Ariane et Barbe-Bleue
conte musical de Paul Dukas

Théâtre du Capitole, Toulouse
- 4 avril 2019
Stefano Poda signe une somptueuse mise en scène de l'opéra de Paul Dukas !
© cosimo mirco magliocca

Ce n’est pas souvent qu’une scène française s’aventure dans le seul ouvrage lyrique de Paul Dukas. Écrit à l’orée du XXe siècle sur un livret de Maurice Maeterlinck, Ariane et Barbe-Bleue fut créé à l’Opéra Comique, au printemps 1907. La dernière production en date fut signée à Strasbourg par Olivier Py, il y a déjà quatre ans [lire notre chronique du 30 avril 2015], tandis que celle de l’Opéra national de Paris, conçue par Anna Viebrock, est encore plus ancienne [lire notre chronique du 24 septembre 2007]. Loin de confiner l’argument dans une actualisation improbable, comme le fit cette dernière, ou de donner à voir (le rapt de la nouvelle épouse, les rêves sylvestres de liberté, etc.), quant à la plus récente, la proposition de Stefano Poda s’inscrit dans un univers poétique dont l’usage atteint la méditation spirituelle. Riche en ce qu’elle peut vouloir dire tout et son contraire, la veine symboliste de Maeterlinck est redoutable pour les chanteurs-acteurs : il s’agit d’inventer un destin dont toutefois le spectateur aperçoit à peine les lignes, du coup d’elles-mêmes signifiantes, sans autorité. Cette particularité de l’œuvre rend plus difficile encore l’habitation des rôles secondaires, mais ce soir, toutes les femmes du châtelain existent – miracle !

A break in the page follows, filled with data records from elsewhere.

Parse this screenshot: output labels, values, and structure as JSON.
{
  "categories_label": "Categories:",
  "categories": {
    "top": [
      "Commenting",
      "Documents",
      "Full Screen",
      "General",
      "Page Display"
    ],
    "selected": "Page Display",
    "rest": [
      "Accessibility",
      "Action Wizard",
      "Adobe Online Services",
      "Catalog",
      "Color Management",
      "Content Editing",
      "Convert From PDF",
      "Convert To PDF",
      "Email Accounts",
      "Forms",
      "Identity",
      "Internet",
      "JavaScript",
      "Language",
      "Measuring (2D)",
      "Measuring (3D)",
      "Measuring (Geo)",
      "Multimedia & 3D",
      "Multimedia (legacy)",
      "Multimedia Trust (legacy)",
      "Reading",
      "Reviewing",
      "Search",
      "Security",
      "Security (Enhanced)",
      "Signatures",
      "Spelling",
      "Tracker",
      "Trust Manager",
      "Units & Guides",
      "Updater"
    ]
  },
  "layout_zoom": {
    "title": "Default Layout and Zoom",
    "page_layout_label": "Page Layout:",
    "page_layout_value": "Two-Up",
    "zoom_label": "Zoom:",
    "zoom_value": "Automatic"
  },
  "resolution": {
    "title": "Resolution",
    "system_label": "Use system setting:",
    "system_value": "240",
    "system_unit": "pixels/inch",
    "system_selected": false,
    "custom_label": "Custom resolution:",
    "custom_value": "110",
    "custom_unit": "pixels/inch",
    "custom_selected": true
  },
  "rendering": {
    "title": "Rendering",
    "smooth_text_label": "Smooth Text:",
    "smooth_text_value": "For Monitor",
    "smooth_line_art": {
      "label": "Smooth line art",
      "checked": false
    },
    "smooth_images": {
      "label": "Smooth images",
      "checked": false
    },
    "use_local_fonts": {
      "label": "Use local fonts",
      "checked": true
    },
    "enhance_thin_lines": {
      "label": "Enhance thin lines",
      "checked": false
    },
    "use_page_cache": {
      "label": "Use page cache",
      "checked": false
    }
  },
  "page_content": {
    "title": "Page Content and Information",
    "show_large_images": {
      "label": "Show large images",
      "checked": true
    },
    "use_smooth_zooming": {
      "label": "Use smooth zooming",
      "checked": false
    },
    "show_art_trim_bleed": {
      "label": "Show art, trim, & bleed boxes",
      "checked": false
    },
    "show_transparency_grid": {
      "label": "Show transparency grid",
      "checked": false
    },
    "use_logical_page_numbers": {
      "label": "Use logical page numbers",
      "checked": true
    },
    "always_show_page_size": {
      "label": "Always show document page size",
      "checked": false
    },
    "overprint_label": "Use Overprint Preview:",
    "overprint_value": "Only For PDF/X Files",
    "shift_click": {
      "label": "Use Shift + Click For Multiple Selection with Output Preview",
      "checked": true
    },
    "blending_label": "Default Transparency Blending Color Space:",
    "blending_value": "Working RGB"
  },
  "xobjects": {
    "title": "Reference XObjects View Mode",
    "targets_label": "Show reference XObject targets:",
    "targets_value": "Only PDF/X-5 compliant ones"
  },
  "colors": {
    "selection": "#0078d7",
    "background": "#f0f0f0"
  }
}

En réalisant dans les ateliers du Capitole le décor et les costumes de cette entrée d’Ariane et Barbe-Bleue au répertoire de la maison toulousaine, le metteur en scène italien (assisté de Paolo Giani Cei), qui conduit également les lumières, ne laisse rien aux hasards de collaborations qui, fussent-elles étroites et complices, contiendraient le risque du hasard, sinon du malentendu. Ainsi Stefano Poda assume-t-il seul la responsabilité de l’interprétation, pour le meilleur et pour le pire, pourrait-on dire, partant qu’avec cet artiste le meilleur est plus qu’à son tour au rendez-vous. Après Ariodante, Otello, Lucia di Lammermoor et Faust [lire nos chroniques des 15 avril et 27 mai 2016, du 4 octobre 2017 et du 23 janvier 2019, ainsi que notre critique DVD], il décline les affects de l’opéra de Dukas en blanc et en noir, main dans la main avec Pascal Rophé dont la direction musicale manie ardemment le contraste. Au pupitre de l’Orchestre national du Capitole, le chef alterne terreur et suavité, dans une dynamique qu’on osera dire érotique. C’est à la fosse que revient la description haletante de la révolte des paysans et de la capture de Barbe-Bleue : la battue s’y attelle si énergiquement qu’à celui qui prétendra ne la voir point l’on reprochera une surdité malheureuse. La puissance dramatique de cette lecture est indéniable, jusqu’à parfois entraver l’équilibre avec le plateau. Au retour de l’entracte, la balance s’affine et l’expressivité gagne en nuance, ce qui donne à penser qu’idéales seront les prochaines représentations, sans contraindre les voix à se durcir.

Outre celles du Chœur du Capitole, toujours si soigneusement préparées par Alfonso Caiani, c’est un octuor efficace qui s’invite dans les protagonistes du huis clos. Octuor, vraiment ? Oui, car si le personnage d’Alladine n’émet aucun son, son silence interagit comme une interrogation dans le lyrisme partagé, une voix peut-être éteinte ou qui pourrait naître de la libération à venir – qui sait ?... Dans une scène secrète, la belle présence de la comédienne Dominique Sanda, très active au cinéma de 1970 à 1995 (avec de nombreux films italiens) et dont on garde un grand souvenir de l’incarnation, au théâtre, de la psychanalyste Melanie Klein, ouvre le spectacle sans une note, sans un mot. Une sorte de chasuble magique associe Ariane et Alladine, une vêture que jamais ne portera aucune autre femme et dont les motifs tissent du noir sur du blanc, bientôt du blanc sur du noir.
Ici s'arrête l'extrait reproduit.